J'ai déjà passé des heures à chercher une réponse sur Internet sans grand succès.

j'ajoute que les postes MAC avec une version plus ancienne (10.6 et 10.5) parviennent bien à se connecter au serveur pour accéder au fichier voulu.

Enfin, j'ai déjà essayé les commandes que l'on peut trouver de type com.apple.appleshareclient .......

Auriez vous des suggestions ?

Merci

Tom


----------



## Anonyme (16 Janvier 2013)

Bonjour et bienvenue,

 c'est smb:// qu'il faut utiliser, pas afp://

A ma connaissance, ça marchera jusqu'à 10.7.5, mais sera impossible avec 10.8.

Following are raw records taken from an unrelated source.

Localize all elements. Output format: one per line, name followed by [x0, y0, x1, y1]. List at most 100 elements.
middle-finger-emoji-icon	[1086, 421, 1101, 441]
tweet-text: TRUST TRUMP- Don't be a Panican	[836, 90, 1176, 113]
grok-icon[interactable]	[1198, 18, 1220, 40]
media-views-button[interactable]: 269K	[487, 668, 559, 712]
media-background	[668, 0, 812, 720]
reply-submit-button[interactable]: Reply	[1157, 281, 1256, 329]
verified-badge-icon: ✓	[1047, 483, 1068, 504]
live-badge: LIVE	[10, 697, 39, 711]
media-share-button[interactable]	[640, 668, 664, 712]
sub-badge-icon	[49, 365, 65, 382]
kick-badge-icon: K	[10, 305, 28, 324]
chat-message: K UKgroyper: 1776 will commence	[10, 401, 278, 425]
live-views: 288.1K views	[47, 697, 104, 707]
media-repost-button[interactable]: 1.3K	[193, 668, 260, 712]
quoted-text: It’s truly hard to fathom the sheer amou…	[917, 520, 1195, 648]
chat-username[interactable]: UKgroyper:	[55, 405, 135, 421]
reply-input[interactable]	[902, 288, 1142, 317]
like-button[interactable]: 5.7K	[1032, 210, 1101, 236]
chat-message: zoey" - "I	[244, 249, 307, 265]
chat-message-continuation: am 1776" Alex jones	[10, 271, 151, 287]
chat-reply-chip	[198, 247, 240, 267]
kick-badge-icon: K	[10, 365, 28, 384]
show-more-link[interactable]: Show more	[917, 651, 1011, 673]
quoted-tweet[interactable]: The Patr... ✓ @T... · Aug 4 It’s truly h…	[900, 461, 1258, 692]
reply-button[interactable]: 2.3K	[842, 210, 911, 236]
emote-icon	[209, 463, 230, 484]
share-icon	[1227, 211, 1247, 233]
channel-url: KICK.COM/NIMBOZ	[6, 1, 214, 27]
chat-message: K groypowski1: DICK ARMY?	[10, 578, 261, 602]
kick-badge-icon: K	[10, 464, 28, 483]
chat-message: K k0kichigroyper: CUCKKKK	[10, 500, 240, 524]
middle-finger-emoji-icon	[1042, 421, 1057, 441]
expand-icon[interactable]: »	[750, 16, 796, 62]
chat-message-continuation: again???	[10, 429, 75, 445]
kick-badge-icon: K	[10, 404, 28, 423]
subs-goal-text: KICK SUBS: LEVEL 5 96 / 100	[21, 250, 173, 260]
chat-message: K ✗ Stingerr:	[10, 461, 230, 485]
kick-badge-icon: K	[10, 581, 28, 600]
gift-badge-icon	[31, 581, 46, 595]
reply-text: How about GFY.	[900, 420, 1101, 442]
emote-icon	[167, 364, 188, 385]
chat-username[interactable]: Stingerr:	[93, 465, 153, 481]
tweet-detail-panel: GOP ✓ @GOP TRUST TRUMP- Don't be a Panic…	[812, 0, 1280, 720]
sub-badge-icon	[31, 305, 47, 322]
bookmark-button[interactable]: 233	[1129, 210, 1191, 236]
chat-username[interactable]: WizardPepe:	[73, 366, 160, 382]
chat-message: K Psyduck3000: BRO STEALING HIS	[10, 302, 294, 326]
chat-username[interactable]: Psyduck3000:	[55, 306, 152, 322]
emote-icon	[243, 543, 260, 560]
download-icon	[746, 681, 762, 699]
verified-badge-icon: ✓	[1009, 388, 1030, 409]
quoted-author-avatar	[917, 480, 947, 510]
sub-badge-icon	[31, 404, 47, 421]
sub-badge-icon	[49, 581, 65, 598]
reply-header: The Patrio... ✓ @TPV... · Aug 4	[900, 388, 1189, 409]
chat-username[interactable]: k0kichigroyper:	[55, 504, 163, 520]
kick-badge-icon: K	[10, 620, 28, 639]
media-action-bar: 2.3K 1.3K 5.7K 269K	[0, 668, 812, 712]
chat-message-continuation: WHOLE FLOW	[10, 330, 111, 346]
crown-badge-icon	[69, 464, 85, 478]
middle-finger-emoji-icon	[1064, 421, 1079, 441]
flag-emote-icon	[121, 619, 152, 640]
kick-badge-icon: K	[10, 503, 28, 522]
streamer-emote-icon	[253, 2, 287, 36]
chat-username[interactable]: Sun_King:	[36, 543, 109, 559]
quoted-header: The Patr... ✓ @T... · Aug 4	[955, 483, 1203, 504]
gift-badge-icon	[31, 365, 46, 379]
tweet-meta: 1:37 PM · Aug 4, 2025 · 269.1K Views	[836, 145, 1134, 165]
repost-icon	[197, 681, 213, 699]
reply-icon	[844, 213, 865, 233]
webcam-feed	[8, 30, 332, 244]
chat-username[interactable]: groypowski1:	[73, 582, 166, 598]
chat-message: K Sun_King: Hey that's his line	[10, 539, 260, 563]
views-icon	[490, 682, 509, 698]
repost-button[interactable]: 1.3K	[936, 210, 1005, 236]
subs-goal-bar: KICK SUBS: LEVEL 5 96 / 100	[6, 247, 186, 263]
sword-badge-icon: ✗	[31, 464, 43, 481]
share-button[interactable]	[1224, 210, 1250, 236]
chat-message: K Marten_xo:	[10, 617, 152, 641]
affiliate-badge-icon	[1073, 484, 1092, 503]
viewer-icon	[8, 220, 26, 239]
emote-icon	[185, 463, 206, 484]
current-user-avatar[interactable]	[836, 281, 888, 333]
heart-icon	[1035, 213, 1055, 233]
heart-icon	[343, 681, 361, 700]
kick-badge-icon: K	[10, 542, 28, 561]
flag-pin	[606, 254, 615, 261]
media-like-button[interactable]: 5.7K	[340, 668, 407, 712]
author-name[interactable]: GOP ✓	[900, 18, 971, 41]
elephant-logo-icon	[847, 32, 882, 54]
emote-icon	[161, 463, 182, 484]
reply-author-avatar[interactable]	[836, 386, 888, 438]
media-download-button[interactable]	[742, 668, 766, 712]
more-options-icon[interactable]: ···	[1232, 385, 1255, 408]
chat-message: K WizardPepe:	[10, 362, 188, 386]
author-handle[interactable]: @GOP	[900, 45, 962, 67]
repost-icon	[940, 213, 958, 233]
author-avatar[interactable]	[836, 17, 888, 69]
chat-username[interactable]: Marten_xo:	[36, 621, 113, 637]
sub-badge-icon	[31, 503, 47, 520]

J'ai un réseau avec un iMac sous 10.7.5 et un Macbook sous 10.6.8, les deux accèdent aux PC sous XP et W7.

En revanche avec 10.8 on a plus accès à rien.


----------



## tomassia (16 Janvier 2013)

Bonjour,

Merci pour la réponse mais cette connexion sert à ouvrir un fichier de SAGE Gestion Commerciale.

Problème en SMB, si j'ouvre le fichier (avec l'exécutable sur le mac), je reçois un accès refusé.

En revanche, via AFP, sur un 10.6 pas de problème pour ouvrir le fichier

Problème du progiciel ou du MAC ? je ne sais pas trop

Enfin, cela veut dire qu'en 10.8 tu ne peux accéder à des fichiers sur un serveur Windows ?

Merci pour ta réponse

Tom


----------



## Anonyme (16 Janvier 2013)

Je ne suis pas du tout spécialiste, je suis au niveau utilisateur "lambda".

Pour les partages Mac-Windows, j'utilise smb, ce qui fonctionne jusqu'à 10.7.5.

Depuis 10.8 et l'abandon de Samba, rideau : plus d'accès aux machines sous Windows (XP, Vista, Seven).

Plus ici, à partir du post #10 : http://forums.macg.co/mac-os-x/partage-d1-hdd-sur-reseau-via-mac-osx-1209717.html#post12457672


----------



## tomassia (17 Janvier 2013)

J'ai testé cela mais sans succès :

http://support.apple.com/kb/HT4700

Tom


----------